Se conseguir fazer isso já deu o primeiro passo: Parar para
pensar qual é a fonte do problema e como se pode buscar uma solução melhor.
Podemos minimizar os estragos feitos pela entropia apenas redirecionando nossos
esforços no sentido contrário. Podemos ser mais solidários e dividir o que
temos com os mais necessitados e de alguma forma obrigar os que possuem muito
mais do que necessitam a fazer o mesmo. E quando digo obrigar não digo para ir
lá e tomar dos ricos e dar aos pobres, como um Robin Wood utópico. Estou
falando de cobrar do Estado, que ajuda a eleger e manter, a cumprir com suas
responsabilidades de gerir o bem-estar comum, para isso pagamos impostos, para
assegurar um mínimo de condições a todos cidadãos. Não podemos ceder a
corrupção nossa ou de quem for, precisamos ficar sempre vigilantes. Precisamos
nos tornar melhores para querer um mundo melhor com pessoas que sejam
semelhantes a nós, porque é assim que o mundo reage. Quando nos permitirmos ser
menos, o mundo nos espelha e a entropia aumenta.
Nós somos a serpente no paraíso, quando nos permitimos ser
menos do que poderíamos. Quando delegamos a outros a nossa responsabilidade.

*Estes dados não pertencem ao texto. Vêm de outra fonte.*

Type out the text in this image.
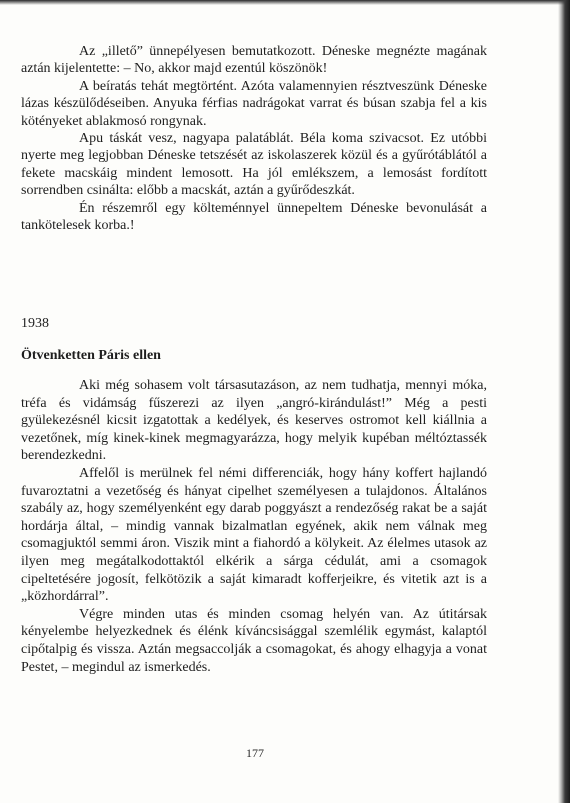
Az „illető” ünnepélyesen bemutatkozott. Déneske megnézte magának aztán kijelentette: – No, akkor majd ezentúl köszönök!

A beíratás tehát megtörtént. Azóta valamennyien résztveszünk Déneske lázas készülődéseiben. Anyuka férfias nadrágokat varrat és búsan szabja fel a kis kötényeket ablakmosó rongynak.

Apu táskát vesz, nagyapa palatáblát. Béla koma szivacsot. Ez utóbbi nyerte meg legjobban Déneske tetszését az iskolaszerek közül és a gyűrótáblától a fekete macskáig mindent lemosott. Ha jól emlékszem, a lemosást fordított sorrendben csinálta: előbb a macskát, aztán a gyűrődeszkát.

Én részemről egy költeménnyel ünnepeltem Déneske bevonulását a tankötelesek korba.!

1938
Ötvenketten Páris ellen

Aki még sohasem volt társasutazáson, az nem tudhatja, mennyi móka, tréfa és vidámság fűszerezi az ilyen „angró-kirándulást!” Még a pesti gyülekezésnél kicsit izgatottak a kedélyek, és keserves ostromot kell kiállnia a vezetőnek, míg kinek-kinek megmagyarázza, hogy melyik kupéban méltóztassék berendezkedni.

Affelől is merülnek fel némi differenciák, hogy hány koffert hajlandó fuvaroztatni a vezetőség és hányat cipelhet személyesen a tulajdonos. Általános szabály az, hogy személyenként egy darab poggyászt a rendezőség rakat be a saját hordárja által, – mindig vannak bizalmatlan egyének, akik nem válnak meg csomagjuktól semmi áron. Viszik mint a fiahordó a kölykeit. Az élelmes utasok az ilyen meg megátalkodottaktól elkérik a sárga cédulát, ami a csomagok cipeltetésére jogosít, felkötözik a saját kimaradt kofferjeikre, és vitetik azt is a „közhordárral”.

Végre minden utas és minden csomag helyén van. Az útitársak kényelembe helyezkednek és élénk kíváncsisággal szemlélik egymást, kalaptól cipőtalpig és vissza. Aztán megsaccolják a csomagokat, és ahogy elhagyja a vonat Pestet, – megindul az ismerkedés.

177
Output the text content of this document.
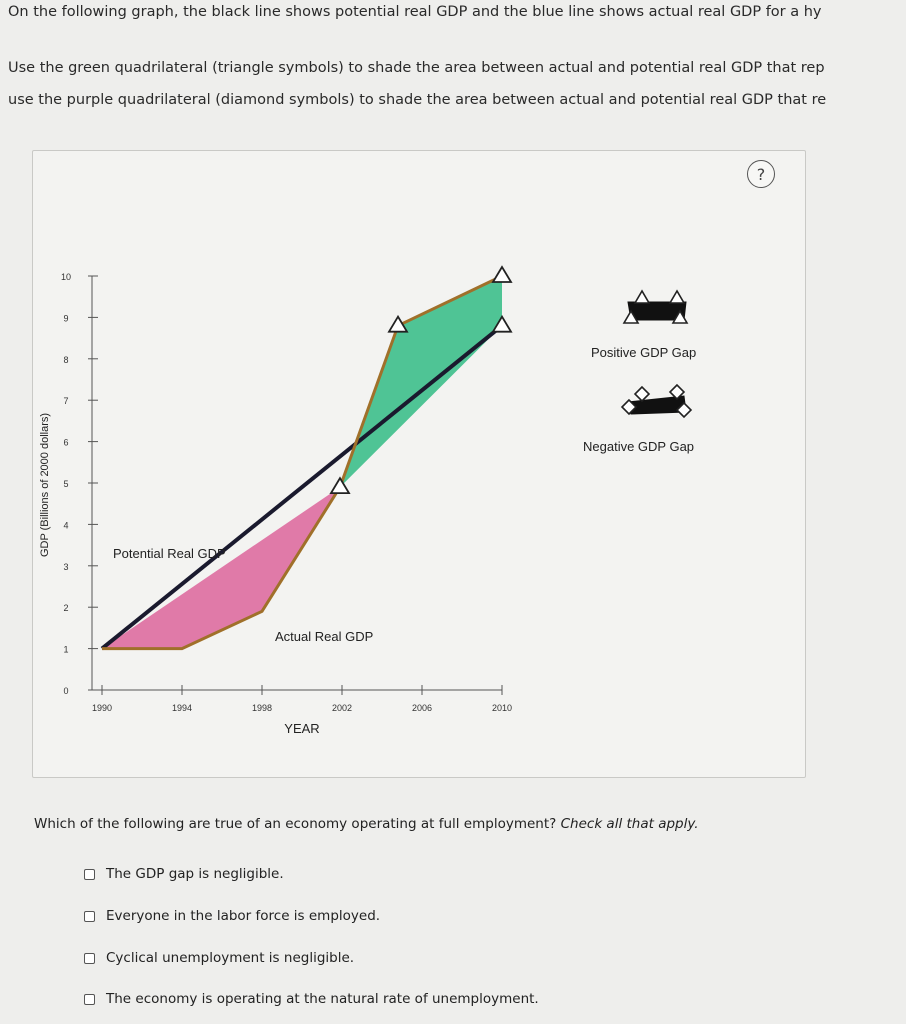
On the following graph, the black line shows potential real GDP and the blue line shows actual real GDP for a hy
Use the green quadrilateral (triangle symbols) to shade the area between actual and potential real GDP that rep
use the purple quadrilateral (diamond symbols) to shade the area between actual and potential real GDP that re
?
0
1
2
3
4
5
6
7
8
9
10
1990	1994	1998	2002	2006	2010
YEAR
GDP (Billions of 2000 dollars)	Potential Real GDP
Actual Real GDP
Positive GDP Gap
Negative GDP Gap
Which of the following are true of an economy operating at full employment? Check all that apply.
The GDP gap is negligible.
Everyone in the labor force is employed.
Cyclical unemployment is negligible.
The economy is operating at the natural rate of unemployment.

Quando esperamos que a “natureza”, “deus”, “a sociedade”, como entidades
distintas de nós, resolvam o problema para nós. Quando nos distanciamos do
centro da ação, causamos a entropia na nossa atuação, acumulando recursos que
parecem nos proteger nos tempos difíceis que estamos criando justamente por
fazer isso, até que, isolados, vemos tudo a nossa volta morrer ou levantar-se
contra a nossa opressão. Você faz parte da Natureza, da Humanidade, da
Sociedade, do Estado, do deus que acreditar existir ou da ausência de crença.
Você faz parte dessa Utopia que o Universo tenta criar, apenas comece a pensar
que a função da serpente utópica não é a de destruir tudo, mas provocar uma
ação que faz com que as coisas permaneçam mudando, e que as mudanças podem ser
para melhor. Então a Literatura terá feito a sua parte de apresentar a questão para sua reflexão.